Introduction to Centerpiece Content
Google’s Gary Illyes discussed the concept of "centerpiece content" at the recent Google Search Central Deep Dive event in Asia. According to Illyes, Google goes to great lengths to identify the main content of a web page, which is crucial for ranking and retrieval. The phrase "main content" is familiar to those who have read Google’s Search Quality Rater Guidelines, which define main content as any part of the page that directly helps the page achieve its purpose.
What is Centerpiece Content?
Centerpiece content, also known as main content, includes text, images, videos, page features, and user-generated content. It is the content that has the greatest weight in ranking and retrieval, and it is located in the main body of the page, rather than in the header, footer, or navigation areas. Illyes emphasized that words and phrases located in the main content area carry significantly more weight than those in other areas of the page.
How Google Identifies Main Content
Google analyzes the rendered web page to locate the content and assign an importance score to the words on the page. This is not about identifying the position of keywords, but rather about identifying the content within a web page. Illyes noted that moving a term from a low-importance area to the main content area will directly increase its weight and potential to rank. Using semantic HTML can help Google identify the main content and less important areas, making web pages less ambiguous.
Tokenization and Indexing
Google uses tokenization to convert words and phrases into a representation of them for indexing. Tokenization is the foundation of Google’s index, and it enables semantic understanding of queries and content. This is important for publishers and SEOs to focus on writing about topics from the point of view of how they are helpful to users, rather than just focusing on keywords.

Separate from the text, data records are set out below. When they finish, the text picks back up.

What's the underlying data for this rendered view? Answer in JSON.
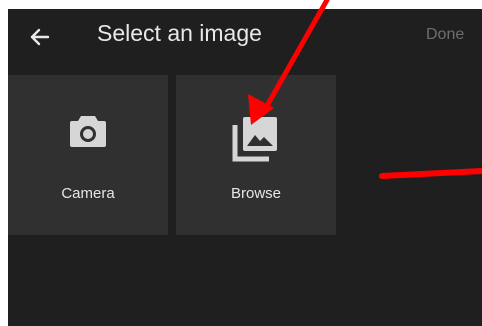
{
  "header": {
    "back_icon": "arrow-left-icon",
    "title": "Select an image",
    "done_label": "Done"
  },
  "tiles": [
    {
      "icon": "camera-icon",
      "label": "Camera"
    },
    {
      "icon": "photo-library-icon",
      "label": "Browse"
    }
  ],
  "annotations": {
    "color": "#ff0000"
  },
  "colors": {
    "background": "#1f1f1f",
    "tile": "#303030",
    "text": "#e8e8e8",
    "muted": "#6e6e6e"
  }
}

Soft 404s: A Critical Error
Soft 404s are pages that should return a 404 response but instead return a 200 OK response. This can happen when an SEO or publisher redirects a missing web page to the home page or an error page. Illyes emphasized that soft 404s are a critical error that can negatively impact crawl budget and provide a poor user experience. Google actively identifies and de-prioritizes these pages, and Illyes shared that even Google’s own documentation page about soft 404s was flagged as a soft 404 by its own systems and couldn’t be indexed.
Takeaways
The key takeaways from Illyes’ discussion are:
- Main content is prioritized by Google for ranking and retrieval
- Using semantic HTML can help Google identify main content
- Tokenization enables semantic understanding of queries and content
- Soft 404s are a critical error that can negatively impact crawl budget and user experience
Conclusion
In conclusion, understanding centerpiece content and how Google identifies it is crucial for publishers and SEOs. By prioritizing main content, using semantic HTML, and avoiding soft 404s, websites can improve their ranking and retrieval, and provide a better user experience. As Google continues to evolve and improve its algorithms, it is essential to stay up-to-date with the latest best practices and guidelines to ensure optimal website performance.